Kejujuran Terpinggirkan, Semuanya Tunduk pada Uang

Belakangan ini, sebagaimana diberitakan media massa, perilaku curang dalam bentuk tindak pidana korupsi semakin sering terjadi. Seolah-olah fungsi agama untuk meningkatkan moral dan derajat manusia telah mengalami kegagalan. Para pejabat, yang seharusnya menjadi panutan, apakah itu PNS di kejaksaan, hakim, polisi, birokrat, anggota legeslatif, dan lain sebagainya tampak semakin kemaruk saja untuk mengumpulkan kekayaan secara tidak halal. Berikut wawancara Made Mustika dari Raditya dengan Drs. I Wayan Suja, M. Si.

Drs. Wayan Suja, M.Si, seorang dosen di Undiksha Singaraja mengatakan, “Orang Bali lebih takut melanggar tradisi daripada melanggar ajaran agama,” katanya suatu ketika saat memberikan dharmawacana di sebuah sekolah. Untuk memperoleh pemahaman yang lebih jelas mengapa keterpurukan bangsa semakin parah, Raditya berkesempatan datang ke rumahnya di Jl. Pulau Komodo, Gang Ayodya, Singaraja, beberapa waktu lalu. Berikut petikannya.

Secara umum, bagaimana komentar Anda melihat semaraknya umat Hindu melakukan ritual pada saat-saat hari keagamaan itu datang, termasuk kegiatan Purnama-Tilem di sekolah-sekolah?
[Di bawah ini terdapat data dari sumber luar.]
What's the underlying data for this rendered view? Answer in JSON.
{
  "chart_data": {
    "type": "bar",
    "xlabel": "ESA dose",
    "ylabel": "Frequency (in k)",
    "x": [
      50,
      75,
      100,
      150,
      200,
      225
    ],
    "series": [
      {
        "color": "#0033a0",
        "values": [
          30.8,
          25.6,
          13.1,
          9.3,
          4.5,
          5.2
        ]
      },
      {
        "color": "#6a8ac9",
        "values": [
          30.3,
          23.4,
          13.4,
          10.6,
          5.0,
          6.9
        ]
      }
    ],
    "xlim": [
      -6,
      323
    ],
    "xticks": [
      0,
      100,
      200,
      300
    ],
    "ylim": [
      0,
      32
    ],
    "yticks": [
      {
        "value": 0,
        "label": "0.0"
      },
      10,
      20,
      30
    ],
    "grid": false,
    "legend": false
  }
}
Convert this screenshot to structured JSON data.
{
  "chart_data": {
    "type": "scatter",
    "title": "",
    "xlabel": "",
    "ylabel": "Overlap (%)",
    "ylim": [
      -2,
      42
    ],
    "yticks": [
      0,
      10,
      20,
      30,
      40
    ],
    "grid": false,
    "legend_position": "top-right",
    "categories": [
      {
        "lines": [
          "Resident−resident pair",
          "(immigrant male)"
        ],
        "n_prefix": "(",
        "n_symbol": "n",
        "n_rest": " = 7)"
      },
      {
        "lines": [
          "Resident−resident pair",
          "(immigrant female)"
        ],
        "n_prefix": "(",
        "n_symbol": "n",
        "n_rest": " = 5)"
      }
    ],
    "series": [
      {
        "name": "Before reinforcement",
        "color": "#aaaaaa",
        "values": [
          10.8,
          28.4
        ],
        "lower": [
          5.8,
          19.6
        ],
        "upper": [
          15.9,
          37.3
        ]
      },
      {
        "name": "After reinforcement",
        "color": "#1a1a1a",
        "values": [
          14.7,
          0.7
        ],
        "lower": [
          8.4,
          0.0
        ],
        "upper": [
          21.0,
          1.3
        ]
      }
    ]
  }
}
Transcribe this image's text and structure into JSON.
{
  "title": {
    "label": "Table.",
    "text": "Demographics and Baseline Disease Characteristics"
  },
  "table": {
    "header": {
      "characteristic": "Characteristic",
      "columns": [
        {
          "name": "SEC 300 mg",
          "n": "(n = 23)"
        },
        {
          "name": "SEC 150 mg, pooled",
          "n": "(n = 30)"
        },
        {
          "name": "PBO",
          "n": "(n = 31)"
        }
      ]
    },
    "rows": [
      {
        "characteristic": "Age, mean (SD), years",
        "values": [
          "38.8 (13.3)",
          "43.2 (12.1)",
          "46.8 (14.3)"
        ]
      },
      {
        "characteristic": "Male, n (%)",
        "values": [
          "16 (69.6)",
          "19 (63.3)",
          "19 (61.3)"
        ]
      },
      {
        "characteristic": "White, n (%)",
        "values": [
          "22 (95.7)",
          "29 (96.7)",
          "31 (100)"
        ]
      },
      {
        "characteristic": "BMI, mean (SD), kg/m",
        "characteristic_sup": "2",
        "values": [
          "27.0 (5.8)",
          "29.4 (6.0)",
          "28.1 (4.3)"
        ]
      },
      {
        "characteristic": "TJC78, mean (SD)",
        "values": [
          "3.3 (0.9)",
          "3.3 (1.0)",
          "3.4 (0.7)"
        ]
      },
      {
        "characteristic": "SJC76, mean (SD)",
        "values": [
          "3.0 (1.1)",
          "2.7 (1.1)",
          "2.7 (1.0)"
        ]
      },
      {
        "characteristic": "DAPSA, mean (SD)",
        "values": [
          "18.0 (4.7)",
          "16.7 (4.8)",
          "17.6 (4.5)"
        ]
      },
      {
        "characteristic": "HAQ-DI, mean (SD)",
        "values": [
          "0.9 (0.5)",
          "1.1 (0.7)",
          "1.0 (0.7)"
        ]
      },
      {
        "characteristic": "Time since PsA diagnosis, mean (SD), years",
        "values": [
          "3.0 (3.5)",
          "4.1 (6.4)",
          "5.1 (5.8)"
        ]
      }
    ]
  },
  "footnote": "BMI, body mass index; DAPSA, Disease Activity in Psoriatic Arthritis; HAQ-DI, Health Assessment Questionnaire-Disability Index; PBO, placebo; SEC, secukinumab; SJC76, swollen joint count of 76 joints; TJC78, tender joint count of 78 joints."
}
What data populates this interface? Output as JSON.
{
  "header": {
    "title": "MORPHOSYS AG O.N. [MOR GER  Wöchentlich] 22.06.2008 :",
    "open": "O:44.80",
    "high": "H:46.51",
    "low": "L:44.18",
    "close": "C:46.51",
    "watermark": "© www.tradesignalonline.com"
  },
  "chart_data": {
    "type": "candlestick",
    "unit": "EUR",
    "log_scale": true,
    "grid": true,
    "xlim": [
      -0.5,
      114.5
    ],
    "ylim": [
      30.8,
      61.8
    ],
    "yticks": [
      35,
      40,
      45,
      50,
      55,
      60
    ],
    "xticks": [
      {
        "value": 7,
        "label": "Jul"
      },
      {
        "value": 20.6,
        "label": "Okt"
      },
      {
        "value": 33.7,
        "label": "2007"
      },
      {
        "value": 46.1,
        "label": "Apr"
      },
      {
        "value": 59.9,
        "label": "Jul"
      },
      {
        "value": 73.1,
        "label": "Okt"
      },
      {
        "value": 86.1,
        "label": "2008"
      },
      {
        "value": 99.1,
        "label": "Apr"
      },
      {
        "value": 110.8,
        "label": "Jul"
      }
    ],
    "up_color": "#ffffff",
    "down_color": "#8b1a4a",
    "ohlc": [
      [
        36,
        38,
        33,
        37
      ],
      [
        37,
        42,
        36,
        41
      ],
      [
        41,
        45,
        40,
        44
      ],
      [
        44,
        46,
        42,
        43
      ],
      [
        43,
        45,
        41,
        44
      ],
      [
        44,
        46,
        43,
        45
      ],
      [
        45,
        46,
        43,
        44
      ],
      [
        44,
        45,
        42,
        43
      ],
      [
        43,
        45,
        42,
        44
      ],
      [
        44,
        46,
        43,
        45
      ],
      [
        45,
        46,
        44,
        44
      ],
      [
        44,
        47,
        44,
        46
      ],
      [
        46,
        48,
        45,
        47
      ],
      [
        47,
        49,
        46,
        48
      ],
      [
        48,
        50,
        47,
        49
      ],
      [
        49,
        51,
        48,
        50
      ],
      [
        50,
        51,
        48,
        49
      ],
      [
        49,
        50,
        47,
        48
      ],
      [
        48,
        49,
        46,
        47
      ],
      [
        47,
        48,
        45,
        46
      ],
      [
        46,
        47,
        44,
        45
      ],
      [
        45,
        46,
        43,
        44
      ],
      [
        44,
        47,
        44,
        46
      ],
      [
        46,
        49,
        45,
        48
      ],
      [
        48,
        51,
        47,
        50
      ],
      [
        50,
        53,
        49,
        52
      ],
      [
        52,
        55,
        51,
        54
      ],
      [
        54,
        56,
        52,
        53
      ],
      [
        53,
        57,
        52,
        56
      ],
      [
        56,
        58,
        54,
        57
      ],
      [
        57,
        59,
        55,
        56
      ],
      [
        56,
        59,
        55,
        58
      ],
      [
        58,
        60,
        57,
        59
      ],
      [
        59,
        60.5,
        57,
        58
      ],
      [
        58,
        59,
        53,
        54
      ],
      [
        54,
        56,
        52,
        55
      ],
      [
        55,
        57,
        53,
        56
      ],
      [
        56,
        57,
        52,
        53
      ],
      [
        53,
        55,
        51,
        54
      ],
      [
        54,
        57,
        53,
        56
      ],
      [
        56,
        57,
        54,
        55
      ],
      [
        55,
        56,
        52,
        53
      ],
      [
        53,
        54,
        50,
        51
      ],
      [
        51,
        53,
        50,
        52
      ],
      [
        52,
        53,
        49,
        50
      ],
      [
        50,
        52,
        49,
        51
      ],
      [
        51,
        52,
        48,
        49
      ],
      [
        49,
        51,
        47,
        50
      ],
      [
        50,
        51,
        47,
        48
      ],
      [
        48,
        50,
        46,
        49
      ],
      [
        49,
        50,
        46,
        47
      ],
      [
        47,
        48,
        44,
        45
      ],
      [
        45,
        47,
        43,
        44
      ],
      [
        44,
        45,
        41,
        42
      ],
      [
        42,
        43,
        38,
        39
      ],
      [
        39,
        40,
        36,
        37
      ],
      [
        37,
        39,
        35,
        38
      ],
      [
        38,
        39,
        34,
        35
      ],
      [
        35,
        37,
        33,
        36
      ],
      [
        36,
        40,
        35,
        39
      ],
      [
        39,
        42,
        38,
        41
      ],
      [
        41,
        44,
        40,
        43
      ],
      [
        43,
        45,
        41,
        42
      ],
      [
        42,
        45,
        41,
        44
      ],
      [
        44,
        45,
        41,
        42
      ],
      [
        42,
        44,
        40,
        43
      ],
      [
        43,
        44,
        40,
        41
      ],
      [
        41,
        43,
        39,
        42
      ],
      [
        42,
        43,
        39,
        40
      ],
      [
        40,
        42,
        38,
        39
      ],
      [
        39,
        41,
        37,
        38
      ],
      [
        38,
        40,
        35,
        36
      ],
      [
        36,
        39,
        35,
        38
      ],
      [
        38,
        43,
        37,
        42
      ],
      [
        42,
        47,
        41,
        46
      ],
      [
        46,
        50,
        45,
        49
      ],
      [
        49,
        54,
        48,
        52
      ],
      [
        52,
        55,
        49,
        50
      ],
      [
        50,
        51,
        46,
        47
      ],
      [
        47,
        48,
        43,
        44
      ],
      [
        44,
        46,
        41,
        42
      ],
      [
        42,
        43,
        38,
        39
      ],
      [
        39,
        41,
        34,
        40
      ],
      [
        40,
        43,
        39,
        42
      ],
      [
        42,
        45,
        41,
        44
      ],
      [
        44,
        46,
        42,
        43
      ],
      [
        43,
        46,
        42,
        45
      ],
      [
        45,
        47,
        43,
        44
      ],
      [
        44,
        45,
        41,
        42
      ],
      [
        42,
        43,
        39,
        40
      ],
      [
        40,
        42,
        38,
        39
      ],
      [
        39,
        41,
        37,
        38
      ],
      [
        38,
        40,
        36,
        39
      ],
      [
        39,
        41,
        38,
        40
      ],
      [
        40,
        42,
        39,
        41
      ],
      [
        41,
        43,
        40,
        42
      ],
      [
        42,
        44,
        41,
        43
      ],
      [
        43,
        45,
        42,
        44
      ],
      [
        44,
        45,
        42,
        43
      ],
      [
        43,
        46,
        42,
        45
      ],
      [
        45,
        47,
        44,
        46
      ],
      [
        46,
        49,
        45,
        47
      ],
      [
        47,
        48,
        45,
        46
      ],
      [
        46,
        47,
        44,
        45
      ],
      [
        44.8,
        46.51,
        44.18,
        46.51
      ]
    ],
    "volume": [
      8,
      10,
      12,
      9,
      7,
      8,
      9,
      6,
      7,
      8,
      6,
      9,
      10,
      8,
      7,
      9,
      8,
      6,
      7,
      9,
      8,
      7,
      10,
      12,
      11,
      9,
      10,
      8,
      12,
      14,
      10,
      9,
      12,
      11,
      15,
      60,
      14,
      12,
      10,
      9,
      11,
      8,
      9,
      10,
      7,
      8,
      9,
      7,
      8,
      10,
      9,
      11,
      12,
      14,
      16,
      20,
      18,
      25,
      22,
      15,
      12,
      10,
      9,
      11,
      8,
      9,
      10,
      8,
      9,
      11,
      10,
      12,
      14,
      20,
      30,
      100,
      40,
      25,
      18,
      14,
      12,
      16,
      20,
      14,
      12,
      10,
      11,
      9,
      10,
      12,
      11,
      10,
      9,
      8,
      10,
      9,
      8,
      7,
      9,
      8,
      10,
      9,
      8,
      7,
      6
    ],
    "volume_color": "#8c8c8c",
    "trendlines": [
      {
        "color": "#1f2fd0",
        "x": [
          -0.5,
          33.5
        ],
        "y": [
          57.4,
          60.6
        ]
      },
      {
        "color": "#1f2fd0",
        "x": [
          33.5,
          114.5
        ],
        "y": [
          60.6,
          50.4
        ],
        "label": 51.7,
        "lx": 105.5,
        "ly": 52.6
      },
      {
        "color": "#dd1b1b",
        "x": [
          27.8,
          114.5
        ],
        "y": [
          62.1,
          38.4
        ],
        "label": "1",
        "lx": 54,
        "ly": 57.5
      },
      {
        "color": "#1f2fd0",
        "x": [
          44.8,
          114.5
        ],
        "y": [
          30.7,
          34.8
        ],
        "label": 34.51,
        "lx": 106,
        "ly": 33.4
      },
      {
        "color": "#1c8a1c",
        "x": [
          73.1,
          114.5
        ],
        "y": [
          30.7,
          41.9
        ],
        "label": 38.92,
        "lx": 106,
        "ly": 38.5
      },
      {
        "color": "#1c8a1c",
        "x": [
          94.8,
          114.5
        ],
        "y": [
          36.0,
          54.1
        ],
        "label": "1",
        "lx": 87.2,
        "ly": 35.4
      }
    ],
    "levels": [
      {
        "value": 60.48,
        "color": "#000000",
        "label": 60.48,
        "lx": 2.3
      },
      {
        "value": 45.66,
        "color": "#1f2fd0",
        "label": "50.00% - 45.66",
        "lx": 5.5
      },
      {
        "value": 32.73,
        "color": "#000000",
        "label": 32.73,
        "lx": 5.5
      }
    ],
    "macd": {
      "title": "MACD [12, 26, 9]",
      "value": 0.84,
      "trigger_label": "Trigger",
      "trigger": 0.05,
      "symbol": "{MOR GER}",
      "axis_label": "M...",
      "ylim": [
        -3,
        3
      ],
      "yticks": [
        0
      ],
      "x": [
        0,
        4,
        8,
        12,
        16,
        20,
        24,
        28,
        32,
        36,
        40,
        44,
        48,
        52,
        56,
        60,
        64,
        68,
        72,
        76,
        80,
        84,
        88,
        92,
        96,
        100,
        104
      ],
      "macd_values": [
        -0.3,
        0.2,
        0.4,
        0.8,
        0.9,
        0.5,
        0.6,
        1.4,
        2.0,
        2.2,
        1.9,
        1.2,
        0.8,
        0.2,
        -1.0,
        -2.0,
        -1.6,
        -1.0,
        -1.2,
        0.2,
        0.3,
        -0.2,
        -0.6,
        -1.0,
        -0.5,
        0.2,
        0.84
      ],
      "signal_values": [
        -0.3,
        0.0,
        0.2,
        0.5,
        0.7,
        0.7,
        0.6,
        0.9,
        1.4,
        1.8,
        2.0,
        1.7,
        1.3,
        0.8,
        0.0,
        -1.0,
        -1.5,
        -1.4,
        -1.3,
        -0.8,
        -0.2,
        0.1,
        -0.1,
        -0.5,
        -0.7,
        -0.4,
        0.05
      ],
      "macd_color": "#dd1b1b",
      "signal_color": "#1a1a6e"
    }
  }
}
Aktivitas yang baik, tetapi jauh lebih baik jika kesemarakan ritual juga dibarengi dengan upaya untuk mengisi diri dengan nilai-nilai kehinduan dan mempraktekkannya dalam kehidupan sehari-hari. Jika hanya ritual, agama tidak akan pernah dijadikan tuntunan dalam kehidupan pribadi dan sosial. Dalam kondisi seperti itu, bukan hanya umat yang “terbebani” akibat ritual yang cenderung semakin mengembang, tetapi agama itu secara perlahan namun pasti dituntun menuju kelenyapan. Ibarat balon yang terus ditiup, memang penampakannya semakin menarik, tetapi akhirnya … meledak. Demikian juga praktek ritual, jika tidak dituntun dengan tattwa Veda, dia hanya enak dijadikan tontonan, atau enaknya hanya pada pihak penonton. Ditinggalkannya Hindu Dharma seiring rubuhnya Majapahit dan hijrahnya krama Bali saat ini ke keyakinan lain adalah bukti kekeliruan beragama yang hanya mengurusi soal-soal ritual. Sekali lagi, ini bukan kesalahan ajaran Veda, tetapi karena kekeliruan kita dalam mengemas praktek beragama, dan malas minum susu segar Sanatana Dharma.

Sudah idealkah itu?

Sangat jauh dari ideal, apalagi kesempurnaan. Jika tiga kerangka agama hanya digarap pada satu tiang, maka bangun agama itu tidak akan kokoh. Apalagi, dalam konstruksi agama, fondasi yang sesungguhnya adalah sraddha, yang terbangun lewat pemahaman tattwa. Tanpa pemahaman tattwa dan praktek kesusilaan, bangun agama itu ibarat candi atau gedung yang dibangun di atas pasir. Sedikit saja ada gangguan, apalagi gempa, banjir, atau badai, bangunan itu pasti rubuh. Dalam kondisi itu, ornamen ritual bagaimana pun indah dan megahnya, pasti tidak akan mampu mencegah ambruknya kontruksi agama tersebut.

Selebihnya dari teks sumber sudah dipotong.